If you're all "well, asshole, why don't you suggest something better instead of just bitching" now, I will. In a second.
First of all, as I said, everything can be "fixed" through interpretation applied after all the rolls are finalized. An attack roll is an abstraction of you trying to get in a hit (or hits). AC determines your chance to inflict harm. The damage roll compared to HP is how well you hit.
-in instances of a high HP enemy, it seems you just can't land a good hit (this is why I said it works well only at lower levels). Again this can be solved by narration. A high HP foe is just so fucking big and tough or just so fucking sneaky that even if you get to him, he's getting away with it. It starts stretching the imagination but it works.
-the second problem is bigger, because the nature of narration changes (roll everything, interpret later) it's quite hard to keep all that info in mind. In a party with three members the GM must co-ordinate some six or more different results in his head and make sense of it all. It's taxing. Which brings the inevitable question: is it worth it?
Maybe. I honestly don't know. Huizinga and Caillois both say that a cheater is better than the guy who questions the rules. If you question the rules you destroy the whole illusion, you fuck up the game, because the game (any game) never makes sense but what sense it makes.

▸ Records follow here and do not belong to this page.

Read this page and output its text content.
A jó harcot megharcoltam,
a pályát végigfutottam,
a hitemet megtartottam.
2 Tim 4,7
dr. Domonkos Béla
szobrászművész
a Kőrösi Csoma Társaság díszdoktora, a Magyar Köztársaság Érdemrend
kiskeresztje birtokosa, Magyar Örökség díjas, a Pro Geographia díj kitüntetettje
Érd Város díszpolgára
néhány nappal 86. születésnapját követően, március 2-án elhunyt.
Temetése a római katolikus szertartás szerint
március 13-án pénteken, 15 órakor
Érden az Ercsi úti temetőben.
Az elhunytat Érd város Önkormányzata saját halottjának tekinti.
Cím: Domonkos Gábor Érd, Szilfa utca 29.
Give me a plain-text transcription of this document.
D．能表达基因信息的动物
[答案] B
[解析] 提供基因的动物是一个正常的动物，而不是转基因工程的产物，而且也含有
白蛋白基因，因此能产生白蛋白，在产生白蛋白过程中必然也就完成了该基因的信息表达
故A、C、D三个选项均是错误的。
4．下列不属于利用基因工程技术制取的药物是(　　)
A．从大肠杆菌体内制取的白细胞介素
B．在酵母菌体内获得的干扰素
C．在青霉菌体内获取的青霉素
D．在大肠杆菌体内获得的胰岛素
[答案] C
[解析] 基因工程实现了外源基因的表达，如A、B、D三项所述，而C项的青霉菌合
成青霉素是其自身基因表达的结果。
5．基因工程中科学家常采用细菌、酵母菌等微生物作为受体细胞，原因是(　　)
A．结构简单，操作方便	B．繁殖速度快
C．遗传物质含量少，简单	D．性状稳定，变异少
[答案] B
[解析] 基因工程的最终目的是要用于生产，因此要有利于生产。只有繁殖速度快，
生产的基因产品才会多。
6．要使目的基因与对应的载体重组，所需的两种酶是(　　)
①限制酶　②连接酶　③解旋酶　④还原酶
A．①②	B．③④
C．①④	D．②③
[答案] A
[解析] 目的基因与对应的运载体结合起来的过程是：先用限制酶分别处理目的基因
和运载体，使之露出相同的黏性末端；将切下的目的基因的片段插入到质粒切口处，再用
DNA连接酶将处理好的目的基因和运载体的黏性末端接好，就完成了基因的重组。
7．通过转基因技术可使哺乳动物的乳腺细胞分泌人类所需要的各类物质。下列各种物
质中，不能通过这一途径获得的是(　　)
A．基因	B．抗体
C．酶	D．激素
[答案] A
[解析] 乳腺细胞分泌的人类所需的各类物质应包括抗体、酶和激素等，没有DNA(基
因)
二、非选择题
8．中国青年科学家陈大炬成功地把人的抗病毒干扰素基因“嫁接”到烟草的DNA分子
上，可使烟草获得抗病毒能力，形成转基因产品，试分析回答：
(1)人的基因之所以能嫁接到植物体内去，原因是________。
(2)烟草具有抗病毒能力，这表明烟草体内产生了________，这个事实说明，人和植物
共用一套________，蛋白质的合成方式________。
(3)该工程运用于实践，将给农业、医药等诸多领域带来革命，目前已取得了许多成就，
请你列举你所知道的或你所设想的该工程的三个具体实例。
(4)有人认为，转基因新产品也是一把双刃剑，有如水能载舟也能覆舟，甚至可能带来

It's like the rule of cool. When we were watching Solomon Kane there were plenty of moments where silly stuff happened. Every time one of us felt the impulse to point out the flaws in the internal logic of the movie, the others were all "Shut up! He has a cloak! And a hat! Don't question it!".
Which is why perhaps I'm more drawn to the oD&D combat system these days. The game takes LESS care to model real situations and hence makes MORE sense. Why? Because what sense it makes is based on the player's ability to imagine and interpret and judge. Humans are by default better at adjudicating "reality" than any set of rules.
Other than interpretation, what else is there?
Well, rule fixes, obviously. House rules. But once you start changing the rules that much it's worth asking yourself whether it's just better to make a new game. Which is what Subterranean Adventures is supposed to be. It's a full blown fantasy heartbreaker. It's everything I like about D&D, with everything that I dislike thrown out.